Wildfires such as those in the Amazon Rainforest and Indonesia have made the headlines this year. The increase in numbers of wildfires is largely a consequence of human activities. Humans are trying to gain access to the wildland. Meanwhile, governments in some areas weaken environmental protection policies for economic gain. However, another important cause of these fires is global warming.
How is Global Warming Increasing the Risk of Wildfires
Wildfires occur naturally in many forestial ecosystems. Yet, when the number of fires rises as a result of human activities, the damage to the flora and fauna can become irrecoverable. However, how exactly does global warming contribute to increasing the number of wildfires?
Global warming means higher temperatures. This makes hot and dry locations even more so. The hot periods of the year tend to last longer, while colder ones become shorter, thus resulting in longer wildfire season – i.e. from five to seven months. .
Moreover, higher temperatures make the soil – and everything that grows on it – drier. This leads to more severe, frequent and bigger wildfires. If we add to these human activities, the rise in wildfires does not look so surprising.

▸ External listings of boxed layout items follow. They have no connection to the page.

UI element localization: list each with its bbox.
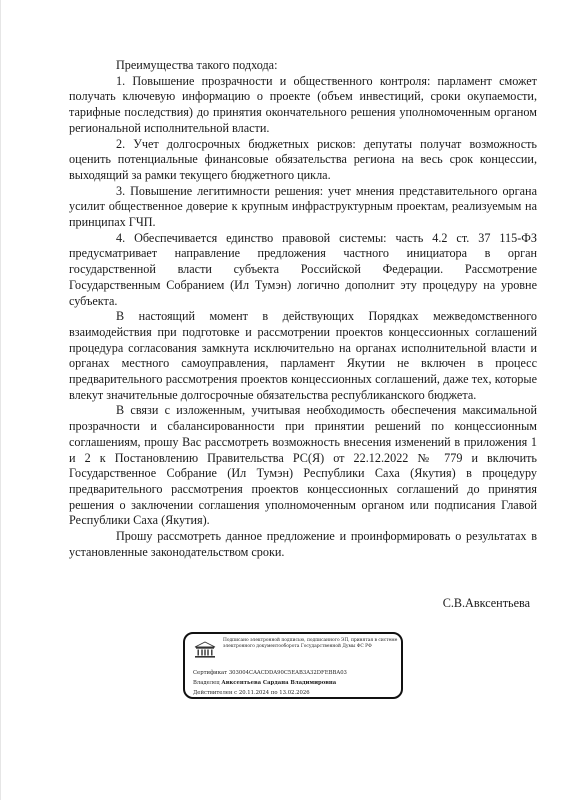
stamp-valid-from-label: с [234, 690, 238, 696]
signature-name: С.В.Авксентьева [442, 596, 530, 610]
letter-body [69, 58, 537, 561]
paragraph-6: В связи с изложенным, учитывая необходимость обеспечения максимальной прозрачности и сбалансированности при принятии решений по концессионным соглашениям, прошу Вас рассмотреть возможность внесения изменений в приложения 1 и 2 к Постановлению Правительства РС(Я) от 22.12.2022 № 779 и включить Государственное Собрание (Ил Тумэн) Республики Саха (Якутия) в процедуру предварительного рассмотрения проектов концессионных соглашений до принятия решения о заключении соглашения уполномоченным органом или подписания Главой Республики Саха (Якутия). [69, 403, 537, 528]
electronic-signature-stamp [183, 632, 403, 699]
paragraph-1: 1. Повышение прозрачности и общественного контроля: парламент сможет получать ключевую информацию о проекте (объем инвестиций, сроки окупаемости, тарифные последствия) до принятия окончательного решения уполномоченным органом региональной исполнительной власти. [69, 73, 537, 135]
stamp-owner-label: Владелец [193, 680, 220, 686]
stamp-notice: Подписано электронной подписью, подписанного ЭП, принятая в системе электронного документооборота Государственной Думы ФС РФ [223, 638, 398, 649]
stamp-valid-from: 20.11.2024 [238, 690, 270, 696]
stamp-certificate-label: Сертификат [193, 670, 228, 676]
paragraph-7: Прошу рассмотреть данное предложение и проинформировать о результатах в установленные законодательством сроки. [69, 529, 537, 559]
paragraph-4: 4. Обеспечивается единство правовой системы: часть 4.2 ст. 37 115-ФЗ предусматривает направление предложения частного инициатора в орган государственной власти субъекта Российской Федерации. Рассмотрение Государственным Собранием (Ил Тумэн) логично дополнит эту процедуру на уровне субъекта. [69, 230, 537, 308]
stamp-valid-to: 13.02.2026 [279, 690, 310, 696]
parliament-building-icon [194, 641, 216, 659]
stamp-validity-label: Действителен [193, 690, 233, 696]
stamp-owner-value: Авксентьева Сардана Владимировна [221, 680, 337, 686]
stamp-certificate-value: 303004CAACDDA90C5EAB3A32DFEBBA03 [228, 670, 347, 676]
stamp-owner-row [193, 680, 336, 686]
stamp-valid-to-label: по [270, 690, 278, 696]
paragraph-5: В настоящий момент в действующих Порядках межведомственного взаимодействия при подготовке и рассмотрении проектов концессионных соглашений процедура согласования замкнута исключительно на органах исполнительной власти и органах местного самоуправления, парламент Якутии не включен в процесс предварительного рассмотрения проектов концессионных соглашений, даже тех, которые влекут значительные долгосрочные обязательства республиканского бюджета. [69, 309, 537, 402]
paragraph-3: 3. Повышение легитимности решения: учет мнения представительного органа усилит общественное доверие к крупным инфраструктурным проектам, реализуемым на принципах ГЧП. [69, 183, 537, 230]
stamp-validity-row [193, 690, 310, 696]
stamp-certificate-row [193, 670, 347, 676]
paragraph-2: 2. Учет долгосрочных бюджетных рисков: депутаты получат возможность оценить потенциальные финансовые обязательства региона на весь срок концессии, выходящий за рамки текущего бюджетного цикла. [69, 136, 537, 182]
section-heading: Преимущества такого подхода: [116, 58, 278, 72]
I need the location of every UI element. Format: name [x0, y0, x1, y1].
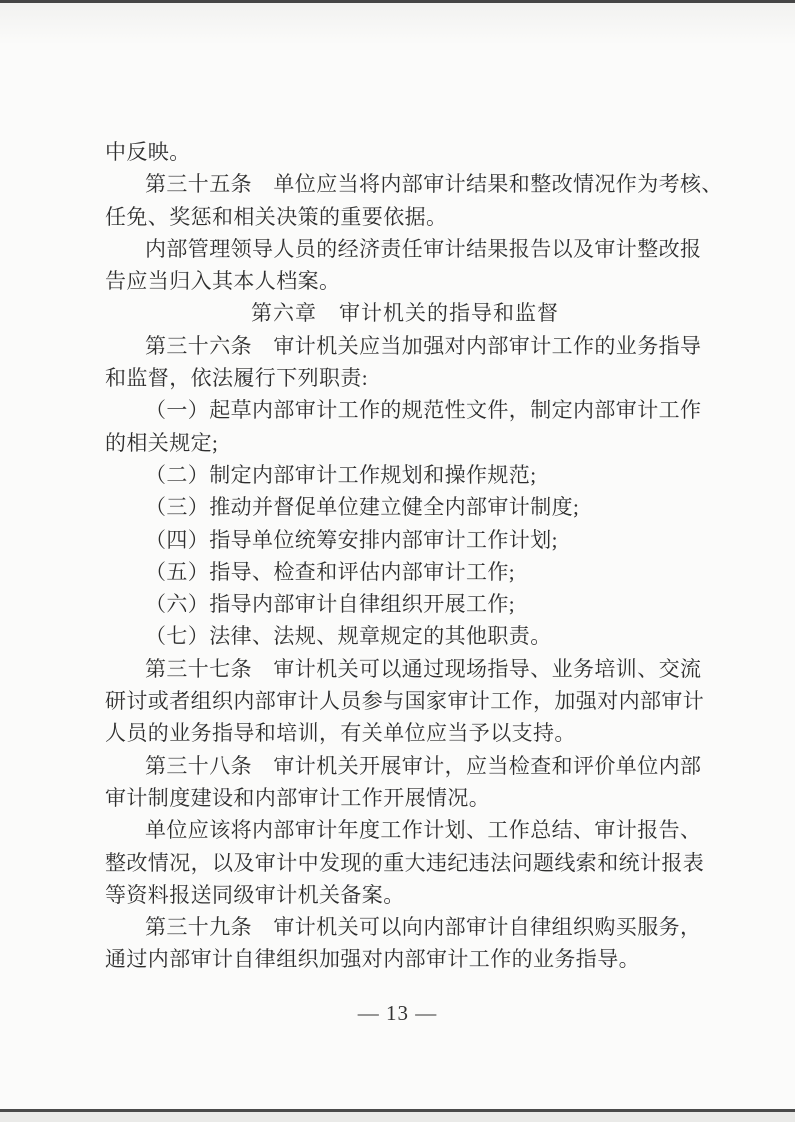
text-line: 整改情况，以及审计中发现的重大违纪违法问题线索和统计报表: [105, 850, 705, 875]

Just to make matters worse, these wildfires contribute in their turn to global warming. The fires release a large amount of carbon in the atmosphere, mostly because the areas involved already have biomass rich in carbon. Therefore, the burning of these territories increases the quantity of carbon released into the atmosphere. Moreover, the carbon released by the fires contributes to making global warming worse – as carbon particles capture heat and increase the rate at which the surface of the Earth warms up.
What Can We Do?
The lives of many people and the preservation of our planet depend on whether this never-ending loop is dealt with and stopped. Wildfires are dangerous for the health of people living in the areas concerned, because of the poor air quality. Moreover, many people end up losing their homes because of fires.
To slow down the effects of global warming, governments worldwide should work together and come up with solutions that can satisfy – more or less – everybody. Not surprisingly, this is proving hard and the process may take more time than we might have at our disposal. The question is not whether our planet will survive the hardships we have put it through – because it most likely will. The question is whether we will survive as a species if we keep on delaying appropriate measures.